Sim. O tempo todo a gente enfrentava algum conflito. Porque como a gente estava na escola todos os dias, nós viramos os intermediários. O Jonas aprontava muito. Então, toda vez que isso acontecia, ao invés de ligar para a mãe dele, a diretora ligava para mim, porque eu estava ali, mais próxima. E estes conflitos, ao invés de nos afastar, nos aproximaram muito da dela. Porque ela estava dentro de uma lógica que eu, naquele momento, não concordava, mas que eu conseguia entender.

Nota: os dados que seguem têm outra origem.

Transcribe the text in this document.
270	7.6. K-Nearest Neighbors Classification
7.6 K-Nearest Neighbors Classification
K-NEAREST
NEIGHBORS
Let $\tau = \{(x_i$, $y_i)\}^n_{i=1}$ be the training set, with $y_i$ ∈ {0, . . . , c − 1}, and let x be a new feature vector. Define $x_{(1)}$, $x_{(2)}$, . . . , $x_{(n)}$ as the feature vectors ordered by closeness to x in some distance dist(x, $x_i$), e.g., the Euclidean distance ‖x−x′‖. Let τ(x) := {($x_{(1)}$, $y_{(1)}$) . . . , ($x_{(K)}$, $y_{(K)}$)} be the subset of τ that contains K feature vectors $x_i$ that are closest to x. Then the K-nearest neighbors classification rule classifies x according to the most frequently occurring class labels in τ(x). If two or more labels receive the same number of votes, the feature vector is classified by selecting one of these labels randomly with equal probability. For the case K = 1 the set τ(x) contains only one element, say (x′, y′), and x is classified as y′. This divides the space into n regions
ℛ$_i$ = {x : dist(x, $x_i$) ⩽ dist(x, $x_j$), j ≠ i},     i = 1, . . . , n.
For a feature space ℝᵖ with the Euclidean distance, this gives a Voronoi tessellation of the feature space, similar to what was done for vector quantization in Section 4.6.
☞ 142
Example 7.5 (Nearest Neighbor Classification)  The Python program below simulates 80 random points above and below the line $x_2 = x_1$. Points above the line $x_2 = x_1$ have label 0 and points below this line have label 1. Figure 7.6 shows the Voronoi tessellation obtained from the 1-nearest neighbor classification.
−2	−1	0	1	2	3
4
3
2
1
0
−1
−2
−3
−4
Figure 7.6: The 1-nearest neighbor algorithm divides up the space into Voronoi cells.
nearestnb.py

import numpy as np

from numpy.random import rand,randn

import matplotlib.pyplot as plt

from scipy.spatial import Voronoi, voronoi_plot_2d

Porque também é muito difícil para o professor, dentro do sistema em que ele está, ser o único individuo que enxerga, que não quer castrar, que quer libertar. Então, também, é difícil quando você entende o sistema inteiro. Foi uma surpresa muito gratificante. Porque a gente filmou muito tempo. Foram dois anos. Quando terminamos, dois anos e pouco depois que tínhamos começado, os personagens já não eram mais os mesmos. Todo mundo tinha amadurecido. Todo mundo tinha um ponto de vista diferente. E teve um dia que ela falou para mim que ela percebia naquele momento, naquele tempo ali, que não só Jonas era ruim para a escola. Mas que, também, a escola era ruim para Jonas. E isso foi maravilhoso. Porque Jonas se transformou, ela se transformou, a gente se transformou. Foi um filme muito intenso e muito transformador para todo mundo.

QUAL É O PRÓXIMO PROJETO AGORA, PAULA?

A gente acabou de filmar um longa de ficção chamado Filho de Boi. É do nosso coletivo. Neste, eu sou produtora e co-roteirista, porque a gente se alterna nas funções. E quem dirige é o Haroldo (Borges) e o Ernesto (Molinero). Filmamos no sertão da Bahia, um processo que foi muito modificado depois de Jonas. É um roteiro mais antigo. Mas depois filmamos Jonas, transformamos o projeto inteiro. A gente está muito apaixonada pelo documentário e buscamos ferramentas para deixar essa ficção com um perfil mais relacionado com documentário. Por exemplo, optamos trabalhar com não atores. Fizemos uma pesquisa enorme para encontrar o protagonista. Entrevistamos 1500 meninos, todos do sertão da Bahia, todos de escola pública e moradores de áreas rurais. E trabalhamos com Fátima Toledo (conceituada preparadora de elenco que se destacou em filmes como Cidade de Deus e Tropa de Elite). Fátima super topou o projeto. Ela veio e fez uma super preparação neste sentido. E o mais legal é que o Jonas fez o filme. Dessa vez, como ator. E também aprendendo uma nova função. Ele quer fazer Cinema após terminar seu último ano da escola. Ano que vem quer fazer vestibular para Cinema. Aqui, ele quis aprender mais e trabalhou, também, como segundo assistente de câmera.